Le 10 octobre, en marge du Comité des langues officielles, le directeur des services administratifs et financiers de la Commission scolaire de langue française de l’Île-du-Prince-Édouard, Brad Samson, a confirmé à Francopresse avoir eu des «défis» avec la demande du président du comité, René Arseneault, qui souhaitait que les témoins précisent à quel palier de gouvernement ils faisaient référence lorsqu’ils s’exprimaient devant les députés.
«Nous ne savons pas d’où vient l’argent», se désole-t-il.

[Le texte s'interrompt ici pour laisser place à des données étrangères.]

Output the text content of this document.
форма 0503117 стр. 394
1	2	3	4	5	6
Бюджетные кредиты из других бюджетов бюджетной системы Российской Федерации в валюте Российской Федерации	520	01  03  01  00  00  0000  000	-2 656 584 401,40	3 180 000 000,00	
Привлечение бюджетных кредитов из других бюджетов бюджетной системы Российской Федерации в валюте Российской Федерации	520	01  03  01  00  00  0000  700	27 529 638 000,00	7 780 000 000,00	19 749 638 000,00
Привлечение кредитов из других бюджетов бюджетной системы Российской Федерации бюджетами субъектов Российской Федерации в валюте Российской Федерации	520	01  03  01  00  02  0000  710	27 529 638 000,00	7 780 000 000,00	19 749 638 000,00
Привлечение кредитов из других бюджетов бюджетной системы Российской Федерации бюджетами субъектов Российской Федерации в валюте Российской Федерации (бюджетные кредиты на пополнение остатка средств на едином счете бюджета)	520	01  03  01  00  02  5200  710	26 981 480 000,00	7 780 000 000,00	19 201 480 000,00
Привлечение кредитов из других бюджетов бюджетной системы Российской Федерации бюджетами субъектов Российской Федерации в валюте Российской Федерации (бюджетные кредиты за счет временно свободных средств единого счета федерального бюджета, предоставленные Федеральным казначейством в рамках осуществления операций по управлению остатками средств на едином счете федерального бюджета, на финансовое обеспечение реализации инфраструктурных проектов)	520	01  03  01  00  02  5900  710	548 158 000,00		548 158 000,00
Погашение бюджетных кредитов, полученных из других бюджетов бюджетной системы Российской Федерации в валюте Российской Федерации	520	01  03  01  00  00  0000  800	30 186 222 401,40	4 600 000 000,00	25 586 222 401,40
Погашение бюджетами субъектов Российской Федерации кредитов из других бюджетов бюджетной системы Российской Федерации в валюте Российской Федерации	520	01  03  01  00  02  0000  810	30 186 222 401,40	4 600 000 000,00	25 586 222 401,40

Il entend par là que les commissions scolaires ou les organismes responsables de la petite enfance, rarement consultés lors de l’élaboration des ententes intergouvernementales pour créer des infrastructures pour les francophones, ont du mal à démêler qui fournit le financement opérationnel.
«Notre défi, pour les centres de la petite enfance par exemple, c’est que si la province ne construit pas, c’est le fédéral qui paie pour la construction des espaces au prix scolaire, [donc] on ne peut pas rajouter des espaces à la petite enfance», résume-t-il.

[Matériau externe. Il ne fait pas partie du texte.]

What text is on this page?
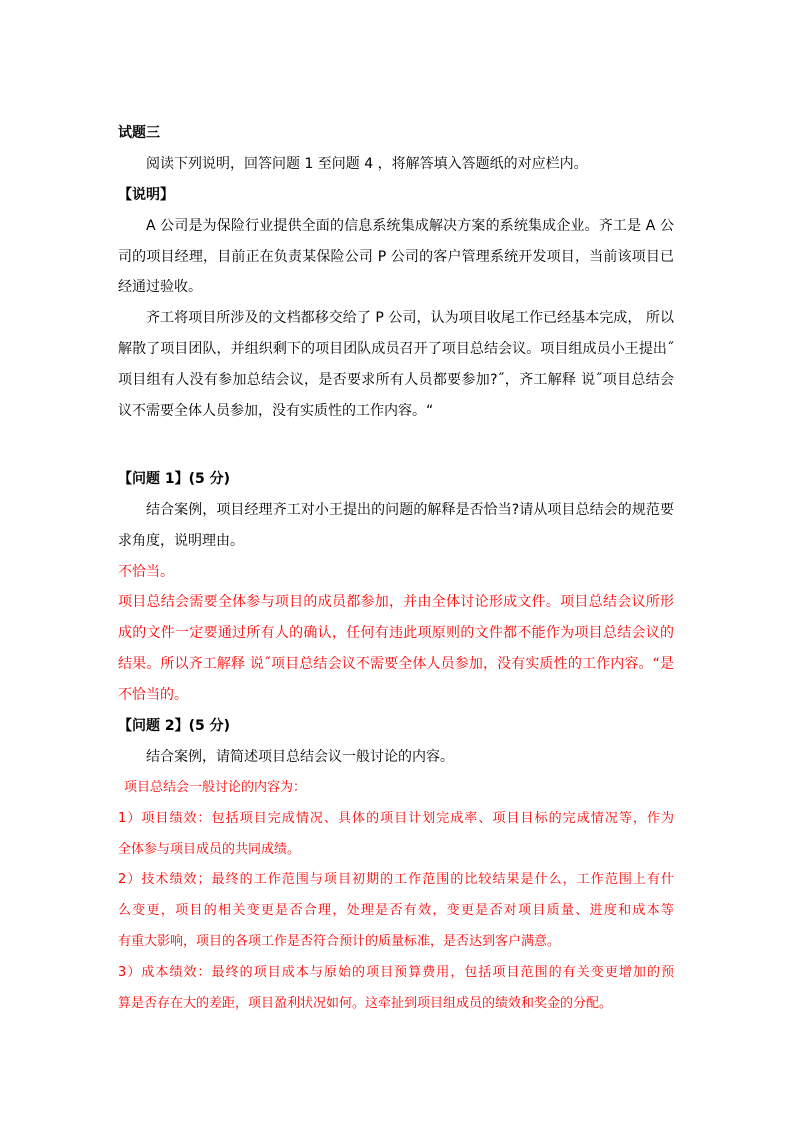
试题三
阅读下列说明，回答问题 1 至问题 4 ，将解答填入答题纸的对应栏内。
【说明】
A 公司是为保险行业提供全面的信息系统集成解决方案的系统集成企业。齐工是 A 公
司的项目经理，目前正在负责某保险公司 P 公司的客户管理系统开发项目，当前该项目已
经通过验收。
齐工将项目所涉及的文档都移交给了 P 公司，认为项目收尾工作已经基本完成， 所以
解散了项目团队，并组织剩下的项目团队成员召开了项目总结会议。项目组成员小王提出˝
项目组有人没有参加总结会议，是否要求所有人员都要参加?˝，齐工解释 说˝项目总结会
议不需要全体人员参加，没有实质性的工作内容。“
【问题 1】(5 分)
结合案例，项目经理齐工对小王提出的问题的解释是否恰当?请从项目总结会的规范要
求角度，说明理由。
不恰当。
项目总结会需要全体参与项目的成员都参加，并由全体讨论形成文件。项目总结会议所形
成的文件一定要通过所有人的确认，任何有违此项原则的文件都不能作为项目总结会议的
结果。所以齐工解释 说˝项目总结会议不需要全体人员参加，没有实质性的工作内容。“是
不恰当的。
【问题 2】(5 分)
结合案例，请简述项目总结会议一般讨论的内容。
项目总结会一般讨论的内容为：
1）项目绩效：包括项目完成情况、具体的项目计划完成率、项目目标的完成情况等，作为
全体参与项目成员的共同成绩。
2）技术绩效；最终的工作范围与项目初期的工作范围的比较结果是什么，工作范围上有什
么变更，项目的相关变更是否合理，处理是否有效，变更是否对项目质量、进度和成本等
有重大影响，项目的各项工作是否符合预计的质量标准，是否达到客户满意。
3）成本绩效：最终的项目成本与原始的项目预算费用，包括项目范围的有关变更增加的预
算是否存在大的差距，项目盈利状况如何。这牵扯到项目组成员的绩效和奖金的分配。
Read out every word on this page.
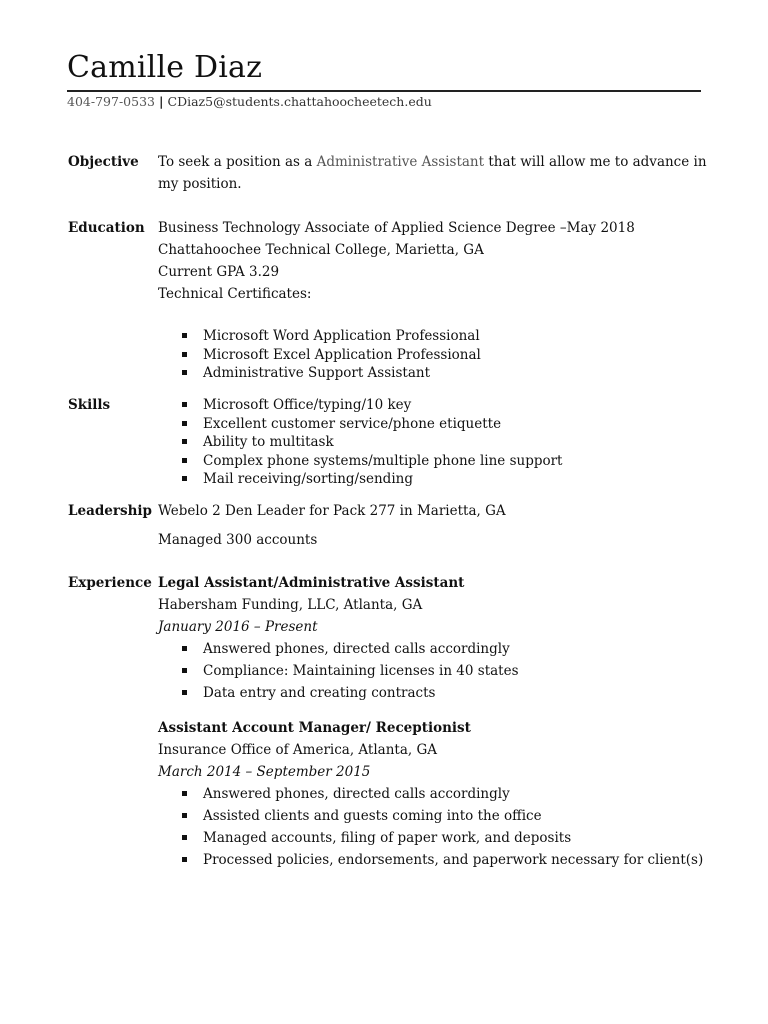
Camille Diaz
404-797-0533 | CDiaz5@students.chattahoocheetech.edu
Objective To seek a position as a Administrative Assistant that will allow me to advance in
my position.
Education Business Technology Associate of Applied Science Degree –May 2018
Chattahoochee Technical College, Marietta, GA
Current GPA 3.29
Technical Certificates:
Microsoft Word Application Professional
Microsoft Excel Application Professional
Administrative Support Assistant
Skills	Microsoft Office/typing/10 key
Excellent customer service/phone etiquette
Ability to multitask
Complex phone systems/multiple phone line support
Mail receiving/sorting/sending
Leadership Webelo 2 Den Leader for Pack 277 in Marietta, GA
Managed 300 accounts
Experience Legal Assistant/Administrative Assistant
Habersham Funding, LLC, Atlanta, GA
January 2016 – Present
Answered phones, directed calls accordingly
Compliance: Maintaining licenses in 40 states
Data entry and creating contracts
Assistant Account Manager/ Receptionist
Insurance Office of America, Atlanta, GA
March 2014 – September 2015
Answered phones, directed calls accordingly
Assisted clients and guests coming into the office
Managed accounts, filing of paper work, and deposits
Processed policies, endorsements, and paperwork necessary for client(s)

Devant le comité, Jean-Luc Racine assurait que c’est «bien la province qui détermine où vont les fonds, mais souvent les parents ne sont pas consultés […] dans le secteur de la petite enfance».
«Si la province décide que les fonds du Programme des langues officielles dans l’enseignement (PLOE) vont au secondaire, il n’y aura rien pour la petite-enfance.»
La présidente de la CNPF, Gillian Anderson, indique que si l’Alberta est l’un des pires exemples, car «aucun financement n’a été accordé aux francophones» depuis «un bon cinq, six ans», la «majorité [des provinces] ont des défis».
«Manque de volonté» des gouvernements
Les témoins appellent aussi à une consultation des communautés en situation minoritaire lors des négociations pour les ententes entre le fédéral et les provinces ou territoires qui peuvent concerner les francophones en milieu minoritaire.
À l’Île-du-Prince-Édouard, par exemple, il y a 150 jeunes qui attendent pour un service de garde en français.
Pour Jean-Luc Racine, la solution serait de mettre en place des services en milieu familial. Il déplore toutefois que sans une demande des anglophones pour plus de places, celle des francophones n’est pas réalisable.
À tout cela s’ajoute la pénurie de personnel francophone qualifié dans les garderies. Les récentes restrictions annoncées par le ministère Immigration, Réfugiés et Citoyenneté Canada, sont «une terrible nouvelle», estime la présidente de la CNPF, Gillian Anderson.
«Parce qu’on ne peut pas aller recruter des éducatrices à l’étranger. L’éducation est exemptée [de ces restrictions], mais la petite enfance n’est pas reconnue dans l’éducation, même si elle fait partie du continuum [de l’éducation]».